Paper #2: Tardif et al. 2008, Tree rings, δ13C and climate in Picea glauca growing near Churchill, subarctic Manitoba, Canada
- "The climate signal contained in both ring-width and the δ13C residual chronologies suggests that warm early summers were conducive to larger rings whereas the δ13C best reflects the overall growing season temperature. Precipitation, relative humidity and/or drought index have little to no association with either chronology."
- So this is looking at regional climate, not small scale locations and impacts, maybe that's why there is no correlation to the broad data - maybe the resolution of δ13C isn't strong enough
- "Compressional growth rings formed as wide, lignified bands on the downslope side of the stem as a mechanism for restoring vertical growth, and the number of compression rings laid down indicated the number of years of leaning by each tree."
- really interesting - an indication of permafrost thaw due to slump and figuring out when that slump began but not sure if it really helps
- The writing of this study seems more like a personal write-up rather than a journal article. I'll have to remember that when I write mine
Paper #4: Ise and Moorcroft 2008, Quantifying local factors in medium-frequency trends of tree ring records: Case study in Canadian boreal forests
- "In a Canadian continental boreal region, we compared synchronicity of medium-frequency tree ring patterns of open- and closed-canopy black spruce (Picea mariana (Mill.) B.S.P.) stands, and considered underlying mechanisms of spatial synchronicity."
- Specifically looking for ecological interactions between individual trees that limit that tree's growth to determine stand history rather than the regional averages (where this sort of detailed information is filtered out)

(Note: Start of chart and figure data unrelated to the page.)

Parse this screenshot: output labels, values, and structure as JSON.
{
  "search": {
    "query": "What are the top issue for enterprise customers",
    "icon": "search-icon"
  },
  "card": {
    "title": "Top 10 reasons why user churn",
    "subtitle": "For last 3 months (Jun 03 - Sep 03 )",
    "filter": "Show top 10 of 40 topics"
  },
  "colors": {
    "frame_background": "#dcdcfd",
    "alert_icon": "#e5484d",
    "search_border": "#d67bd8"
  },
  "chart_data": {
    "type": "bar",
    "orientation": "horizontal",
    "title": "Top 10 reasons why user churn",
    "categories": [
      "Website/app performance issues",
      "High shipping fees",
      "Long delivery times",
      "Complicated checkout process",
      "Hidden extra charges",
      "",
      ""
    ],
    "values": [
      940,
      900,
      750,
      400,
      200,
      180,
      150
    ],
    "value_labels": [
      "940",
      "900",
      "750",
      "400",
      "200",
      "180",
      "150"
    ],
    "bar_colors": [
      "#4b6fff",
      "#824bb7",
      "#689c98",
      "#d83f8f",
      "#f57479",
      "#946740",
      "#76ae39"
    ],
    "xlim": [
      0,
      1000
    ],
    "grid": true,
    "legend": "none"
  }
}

- I'm looking for this type of resolution! Not on the regional scale
- So this study is looking at techniques to enhance the local "gap-scale" (the gap-scale refers to the space around a tree when the neighboring tree dies - there is more detail about the crown expansion and growth rate of the trees, but I don't think I need to get into that here) effects - through stratified sampling design which maybe I could implement.
- "Medium-frequency signals were extracted with an index derived from exponentially weighted moving average (EWMA) in a continuous time series."
- "Then, by using this index, local effects were quantified with an analysis of synchronicity in patterns."
- "Our assumptions were that regional factors such as climatic variations are relatively homogeneous within the given stand, whereas local factors such as stochastic disturbance and competition occur in a less synchronous fashion in a mature stand (Tessier et al., 1997)."